In the article, it is mentioned that recent studies often had the problem that they were dependent on techniques like microarrays and that is why these studies were not able to measure expression levels of isoforms of some genes very accurately. It is also said that in this study, those problems would not exist, because ENCODE-data was used. So I looked up the ENCODE project, but I am not quite sure, why this data should be more accurate.
As we described in the paper, the ENCODE generated CAGE data that measures expression level of each TSS (translational start sites) of a gene. The data enable us to know the effect of TF binding signal nearby a TSS to the expression levels of the TSS.
Q2: Another point I am not sure about is, how this model is used. What kind of data you have to introduce to the program? Do you use transcription factor binding data, or are you just choosing your Transcription factor and the Start site sequence and the program is just telling you, what the probablility for getting an mRNA-transcript is? And if the first option is true, why is it easier to get the binding data of Transcription factor than the expression data – because if you have interactions of the chromatin structure, the latter should be more accurate, shouldn’t it?

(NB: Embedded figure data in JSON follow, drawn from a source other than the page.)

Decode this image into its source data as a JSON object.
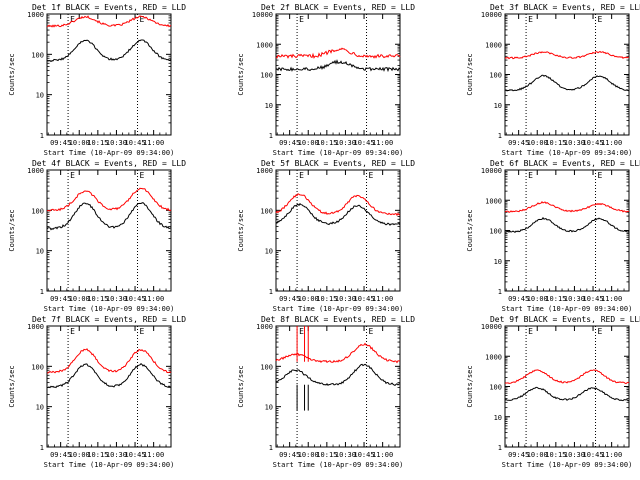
{
  "chart_data": [
    {
      "type": "line",
      "title": "Det 1f BLACK = Events, RED = LLD",
      "xlabel": "Start Time (10-Apr-09 09:34:00)",
      "ylabel": "Counts/sec",
      "scale": "log",
      "ylim": [
        1,
        1000
      ],
      "ytick_labels": [
        "1000",
        "100",
        "10",
        "1"
      ],
      "xtick_labels": [
        "09:45",
        "10:00",
        "10:15",
        "10:30",
        "10:45",
        "11:00"
      ],
      "vline_labels": [
        "E",
        "E"
      ],
      "events": {
        "base": 70,
        "peaks": [
          {
            "t": "10:05",
            "v": 220
          },
          {
            "t": "10:50",
            "v": 220
          }
        ]
      },
      "lld": {
        "base": 500,
        "peaks": [
          {
            "t": "10:05",
            "v": 850
          },
          {
            "t": "10:50",
            "v": 850
          }
        ]
      }
    },
    {
      "type": "line",
      "title": "Det 2f BLACK = Events, RED = LLD",
      "xlabel": "Start Time (10-Apr-09 09:34:00)",
      "ylabel": "Counts/sec",
      "scale": "log",
      "ylim": [
        1,
        10000
      ],
      "ytick_labels": [
        "10000",
        "1000",
        "100",
        "10",
        "1"
      ],
      "xtick_labels": [
        "09:45",
        "10:00",
        "10:15",
        "10:30",
        "10:45",
        "11:00"
      ],
      "vline_labels": [
        "E"
      ],
      "events": {
        "base": 150,
        "peaks": [
          {
            "t": "10:25",
            "v": 260
          }
        ]
      },
      "lld": {
        "base": 400,
        "peaks": [
          {
            "t": "10:25",
            "v": 700
          }
        ]
      }
    },
    {
      "type": "line",
      "title": "Det 3f BLACK = Events, RED = LLD",
      "xlabel": "Start Time (10-Apr-09 09:34:00)",
      "ylabel": "Counts/sec",
      "scale": "log",
      "ylim": [
        1,
        10000
      ],
      "ytick_labels": [
        "10000",
        "1000",
        "100",
        "10",
        "1"
      ],
      "xtick_labels": [
        "09:45",
        "10:00",
        "10:15",
        "10:30",
        "10:45",
        "11:00"
      ],
      "vline_labels": [
        "E",
        "E"
      ],
      "events": {
        "base": 30,
        "peaks": [
          {
            "t": "10:05",
            "v": 90
          },
          {
            "t": "10:50",
            "v": 90
          }
        ]
      },
      "lld": {
        "base": 350,
        "peaks": [
          {
            "t": "10:05",
            "v": 550
          },
          {
            "t": "10:50",
            "v": 550
          }
        ]
      }
    },
    {
      "type": "line",
      "title": "Det 4f BLACK = Events, RED = LLD",
      "xlabel": "Start Time (10-Apr-09 09:34:00)",
      "ylabel": "Counts/sec",
      "scale": "log",
      "ylim": [
        1,
        1000
      ],
      "ytick_labels": [
        "1000",
        "100",
        "10",
        "1"
      ],
      "xtick_labels": [
        "09:45",
        "10:00",
        "10:15",
        "10:30",
        "10:45",
        "11:00"
      ],
      "vline_labels": [
        "E",
        "E"
      ],
      "events": {
        "base": 35,
        "peaks": [
          {
            "t": "10:05",
            "v": 150
          },
          {
            "t": "10:50",
            "v": 150
          }
        ]
      },
      "lld": {
        "base": 100,
        "peaks": [
          {
            "t": "10:05",
            "v": 300
          },
          {
            "t": "10:50",
            "v": 350
          }
        ]
      }
    },
    {
      "type": "line",
      "title": "Det 5f BLACK = Events, RED = LLD",
      "xlabel": "Start Time (10-Apr-09 09:34:00)",
      "ylabel": "Counts/sec",
      "scale": "log",
      "ylim": [
        1,
        1000
      ],
      "ytick_labels": [
        "1000",
        "100",
        "10",
        "1"
      ],
      "xtick_labels": [
        "09:45",
        "10:00",
        "10:15",
        "10:30",
        "10:45",
        "11:00"
      ],
      "vline_labels": [
        "E",
        "E"
      ],
      "events": {
        "base": 45,
        "peaks": [
          {
            "t": "09:53",
            "v": 140
          },
          {
            "t": "10:40",
            "v": 130
          }
        ]
      },
      "lld": {
        "base": 80,
        "peaks": [
          {
            "t": "09:53",
            "v": 250
          },
          {
            "t": "10:40",
            "v": 230
          }
        ]
      }
    },
    {
      "type": "line",
      "title": "Det 6f BLACK = Events, RED = LLD",
      "xlabel": "Start Time (10-Apr-09 09:34:00)",
      "ylabel": "Counts/sec",
      "scale": "log",
      "ylim": [
        1,
        10000
      ],
      "ytick_labels": [
        "10000",
        "1000",
        "100",
        "10",
        "1"
      ],
      "xtick_labels": [
        "09:45",
        "10:00",
        "10:15",
        "10:30",
        "10:45",
        "11:00"
      ],
      "vline_labels": [
        "E",
        "E"
      ],
      "events": {
        "base": 90,
        "peaks": [
          {
            "t": "10:05",
            "v": 250
          },
          {
            "t": "10:50",
            "v": 250
          }
        ]
      },
      "lld": {
        "base": 420,
        "peaks": [
          {
            "t": "10:05",
            "v": 850
          },
          {
            "t": "10:50",
            "v": 750
          }
        ]
      }
    },
    {
      "type": "line",
      "title": "Det 7f BLACK = Events, RED = LLD",
      "xlabel": "Start Time (10-Apr-09 09:34:00)",
      "ylabel": "Counts/sec",
      "scale": "log",
      "ylim": [
        1,
        1000
      ],
      "ytick_labels": [
        "1000",
        "100",
        "10",
        "1"
      ],
      "xtick_labels": [
        "09:45",
        "10:00",
        "10:15",
        "10:30",
        "10:45",
        "11:00"
      ],
      "vline_labels": [
        "E",
        "E"
      ],
      "events": {
        "base": 30,
        "peaks": [
          {
            "t": "10:05",
            "v": 110
          },
          {
            "t": "10:50",
            "v": 110
          }
        ]
      },
      "lld": {
        "base": 70,
        "peaks": [
          {
            "t": "10:05",
            "v": 260
          },
          {
            "t": "10:50",
            "v": 260
          }
        ]
      }
    },
    {
      "type": "line",
      "title": "Det 8f BLACK = Events, RED = LLD",
      "xlabel": "Start Time (10-Apr-09 09:34:00)",
      "ylabel": "Counts/sec",
      "scale": "log",
      "ylim": [
        1,
        1000
      ],
      "ytick_labels": [
        "1000",
        "100",
        "10",
        "1"
      ],
      "xtick_labels": [
        "09:45",
        "10:00",
        "10:15",
        "10:30",
        "10:45",
        "11:00"
      ],
      "vline_labels": [
        "E",
        "E"
      ],
      "events": {
        "base": 35,
        "peaks": [
          {
            "t": "09:50",
            "v": 80
          },
          {
            "t": "10:45",
            "v": 110
          }
        ]
      },
      "lld": {
        "base": 130,
        "peaks": [
          {
            "t": "09:50",
            "v": 200
          },
          {
            "t": "10:45",
            "v": 350
          }
        ]
      },
      "spikes": [
        {
          "t": "09:51",
          "v": 1000
        },
        {
          "t": "09:57",
          "v": 1000
        },
        {
          "t": "10:00",
          "v": 1000
        }
      ]
    },
    {
      "type": "line",
      "title": "Det 9f BLACK = Events, RED = LLD",
      "xlabel": "Start Time (10-Apr-09 09:34:00)",
      "ylabel": "Counts/sec",
      "scale": "log",
      "ylim": [
        1,
        10000
      ],
      "ytick_labels": [
        "10000",
        "1000",
        "100",
        "10",
        "1"
      ],
      "xtick_labels": [
        "09:45",
        "10:00",
        "10:15",
        "10:30",
        "10:45",
        "11:00"
      ],
      "vline_labels": [
        "E",
        "E"
      ],
      "events": {
        "base": 35,
        "peaks": [
          {
            "t": "10:00",
            "v": 90
          },
          {
            "t": "10:45",
            "v": 90
          }
        ]
      },
      "lld": {
        "base": 130,
        "peaks": [
          {
            "t": "10:00",
            "v": 350
          },
          {
            "t": "10:45",
            "v": 350
          }
        ]
      }
    }
  ],
  "x_axis": {
    "start": "09:34",
    "end": "11:14",
    "vline_times": [
      "09:51",
      "10:47"
    ]
  },
  "colors": {
    "events": "#000000",
    "lld": "#ff0000",
    "axes": "#000000",
    "background": "#ffffff"
  }
}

A2: The Input to the model is: the TF binding signal nearby each TSS (for all TFs with ChIP-seq data available from ENCODE) AND the expression levels of all TSSes. Since we are using a supervised model, we randomly select 2000 TSSes for training the model, and test the performece of the model in the remaining data. I think your confusion is: since it is easy and more accurate to measure gene expression by RNA-seq or other experiments, why bother using ChIP-seq TF binding data to make prediction? The goal of our model is not to predicting gene expression. The goal is to use the model to quanitfy the relationship between gene expression and TF binding. We want to know: How much gene expression can be explained by TF binding signal? Which TF is more important? TF binding at which position contribute more? And other questions.
Q3: I am also curious, if the developed model is already used for the more predictive transcription factors, or if it was not intended to be used. If it was applied, do you know some groups who did so? I’m quite interested, whether they could create consistent data with this method.
A3: To my knowledge, many other groups also test models to study the relationship between gene expression and TF binding and /or histone modification. You may find the paper by Zhengqing OuYang in PNAS (PMID:19995984), by XIanjun Dong in Genome Biology (PMID:22950368) and many other publications. Again, the goal is to understand regulation conferred by TF binding and histone modifications, rather than predict gene expression.